In IVF, the eggs are fertilized outside of the body or in a petri dish. Numerous eggs are required for IVF and FSH is administered by injection to cause the development of multiple follicles, each of which contains an egg. IVF cycles are controlled by the infertility specialist using various fertility drugs such as FSH, Lupron/Antagon, hCG, and others. Patients are monitored throughout the IVF cycle using ultrasound and estradiol hormone measurements. Once the eggs mature, they are retrieved from the ovaries using transvaginal guided ultrasound under light sedation.

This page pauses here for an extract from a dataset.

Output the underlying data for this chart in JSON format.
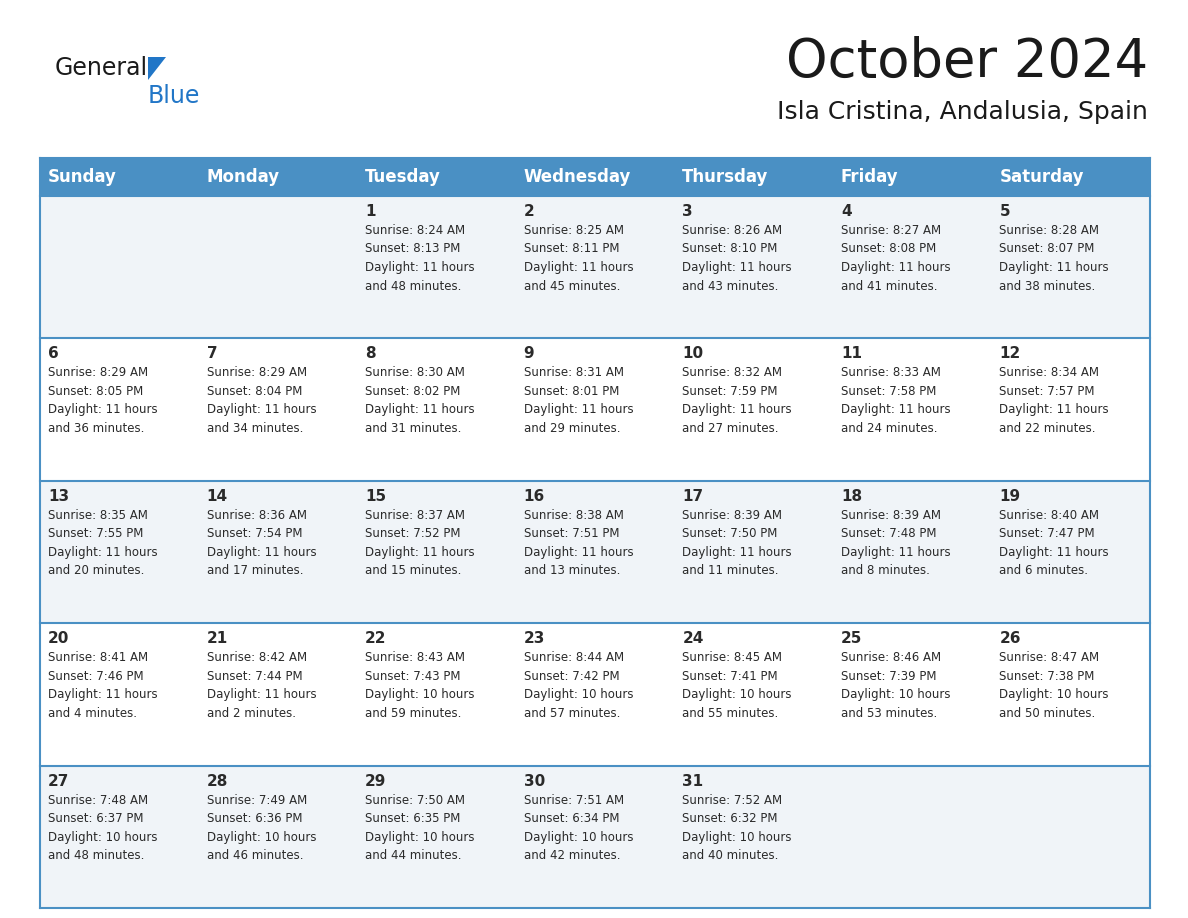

After retrieval, the eggs are combined with the husbands sperm and fertilization occurs. In some cases of male infertility, a single sperm is injected directly into each egg using ICSI. When appropriate, other procedures such as assisted hatching or PGD may be employed.

Donor Egg

The donor egg procedure brings new hope to women who cannot use their own eggs to become pregnant. Women are born with a lifetime’s supply of eggs and each month one of more eggs mature within the ovarian follicles and are ovulated. Candidates for the donor egg program include those who have undergone cancer chemotherapy or high dose radiation, have premature ovarian failure, natural menopause, decreased ovarian reserve, decreased egg or embryo quality, multiple failed IVF cycles, undergone removal of the ovaries, unexplained infertility, or for the prevention of genetic disease. Egg donors undergo extensive physical and psychological testing to insure their suitability as egg donors.

Donor Embryo

While most couples would initially prefer to have children using their own eggs or sperm, due to numerous factors beyond their control many couples find that this is not possible. For couples where both the wife and the husband have significant fertility factors decreasing their chances for conception, this is a wonderful alternative in addition to traditional adoption. Many couples consider the use of a donor embryo a very early adoption. A good example of an ideal couple would be a husband who has no sperm (azoospermia) due to lack of sperm production (sertoli cell only syndrome, testicular cancer, chemotherapy, etc) and the wife has poor egg quality due to advancing reproductive age or premature menopause. Some couples prefer the use of a donor embryo over the use of donor sperm or donor eggs. Donor embryo allows the couple to experience the wonder and joy of pregnancy, labor and delivery while allowing the wife to carefully control the pregnancy environment


The purpose of egg cryopreservation (freezing) is to preserve unfertilized eggs for fertilization using IVF at a future date. Eggs retain their "fertility capacity" present at the time of harvesting. If a woman freezes her eggs at 25 years of age, she can use them when she is older. Most experts believe that the eggs will still have the fertilization capacity that they did when they were frozen.